In the months after the loss to Alabama, Dabo had only occasional contact with Tripp. It remains a touchy subject. During the course of our conversations, Dabo was happy to provide me with phone numbers so I could interview friends, colleagues, and members of his family, but he was adamant that he did not want me to call Tripp. “That is not something that he is prepared to handle,” he said.

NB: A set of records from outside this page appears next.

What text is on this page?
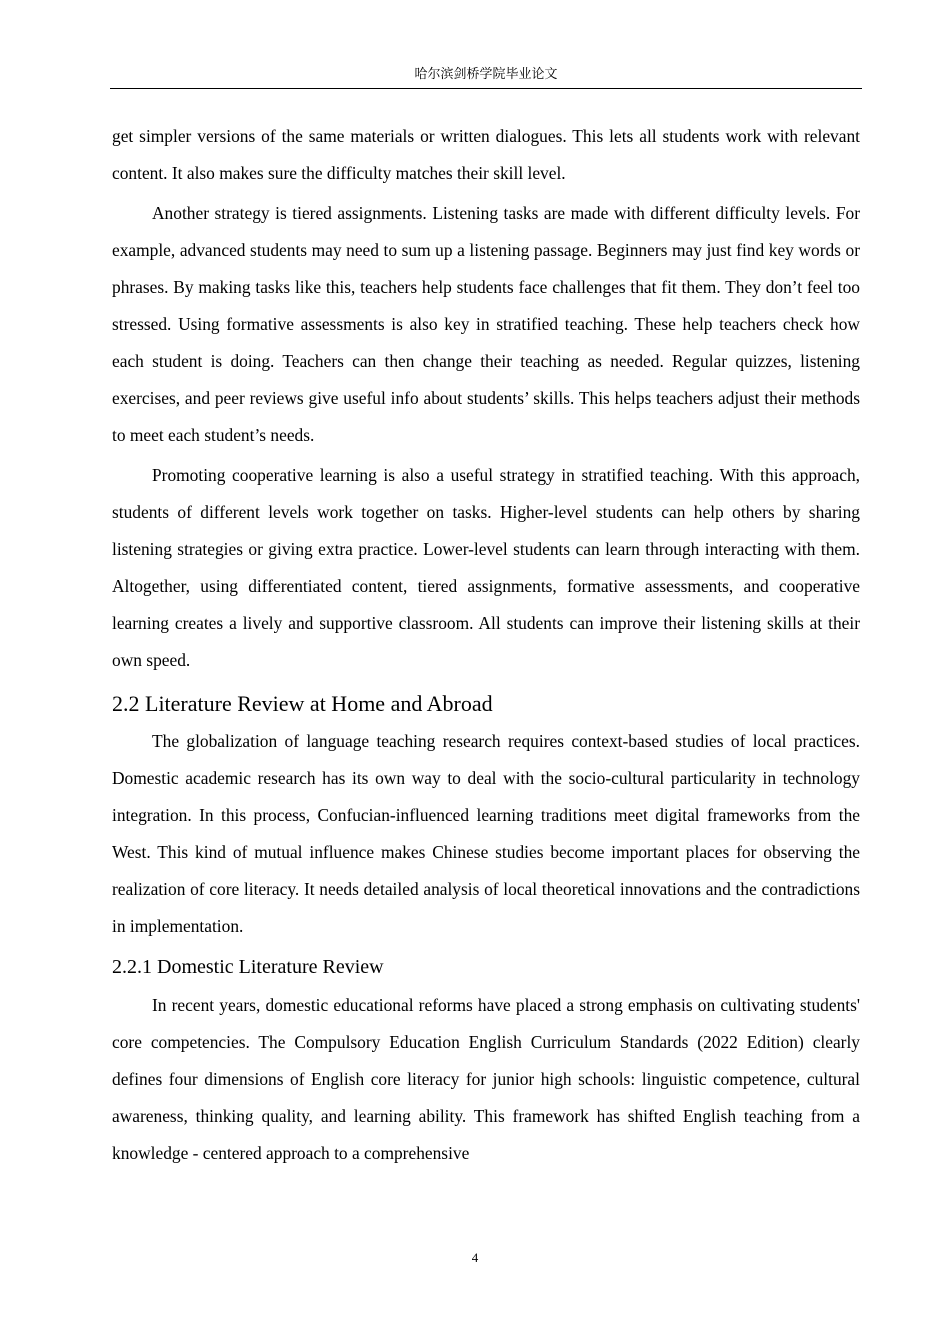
哈尔滨剑桥学院毕业论文

get simpler versions of the same materials or written dialogues. This lets all students work with relevant content. It also makes sure the difficulty matches their skill level.

Another strategy is tiered assignments. Listening tasks are made with different difficulty levels. For example, advanced students may need to sum up a listening passage. Beginners may just find key words or phrases. By making tasks like this, teachers help students face challenges that fit them. They don’t feel too stressed. Using formative assessments is also key in stratified teaching. These help teachers check how each student is doing. Teachers can then change their teaching as needed. Regular quizzes, listening exercises, and peer reviews give useful info about students’ skills. This helps teachers adjust their methods to meet each student’s needs.

Promoting cooperative learning is also a useful strategy in stratified teaching. With this approach, students of different levels work together on tasks. Higher-level students can help others by sharing listening strategies or giving extra practice. Lower-level students can learn through interacting with them. Altogether, using differentiated content, tiered assignments, formative assessments, and cooperative learning creates a lively and supportive classroom. All students can improve their listening skills at their own speed.

2.2 Literature Review at Home and Abroad

The globalization of language teaching research requires context-based studies of local practices. Domestic academic research has its own way to deal with the socio-cultural particularity in technology integration. In this process, Confucian-influenced learning traditions meet digital frameworks from the West. This kind of mutual influence makes Chinese studies become important places for observing the realization of core literacy. It needs detailed analysis of local theoretical innovations and the contradictions in implementation.

2.2.1 Domestic Literature Review

In recent years, domestic educational reforms have placed a strong emphasis on cultivating students' core competencies. The Compulsory Education English Curriculum Standards (2022 Edition) clearly defines four dimensions of English core literacy for junior high schools: linguistic competence, cultural awareness, thinking quality, and learning ability. This framework has shifted English teaching from a knowledge - centered approach to a comprehensive

4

Despite his family’s battles with alcohol, Swinney is no teetotaler. He enjoys his r
ed wine, and he especially enjoys the company of people who were with him before he was rich and famous. Woody McCorvey, his old receivers coach at Alabama, is Clemson’s associate athletic director for football administration, although Swinney refers to him more accurately as “my national security adviser.” Danny Pearman, who served on the staff with Swinney at Alabama, is Clemson’s special teams coordinator and tight ends coach. Three other former Alabama teammates have staff positions, and when Swinney holds his annual summer camp for local youngsters, he welcomes in dozens of former players and teammates, as well as his old high school crew from Pelham. “It’s amazing how he never changes,” says Saia, his childhood friend. “I was just at his camp and he was introducing a bunch of his guys. He’s rattling off all these dates and statistics real quick, and I’m thinking, God almighty, how does he remember all that? We stay at his lake house a lot, and I just keep thinking, Same old Dabo, cutting up like we were still in high school. He’s just a great person to be friends with.”
When I spoke with Swinney just before the start of the 2017 season, he was in his usual upbeat state of mind, even though he knew he was going to have to replace many of the key starters from his championship team, starting with his quarterback. “My word this year is appreciation,” he told me. “I just want to have a deep appreciation for the journey because at the end of the day, that’s what you love the most. I want my players to have that, I want my staff to have that. Let’s don’t wait until it’s over to appreciate things. The moment we won that game was great, but the best part was the journey getting there.”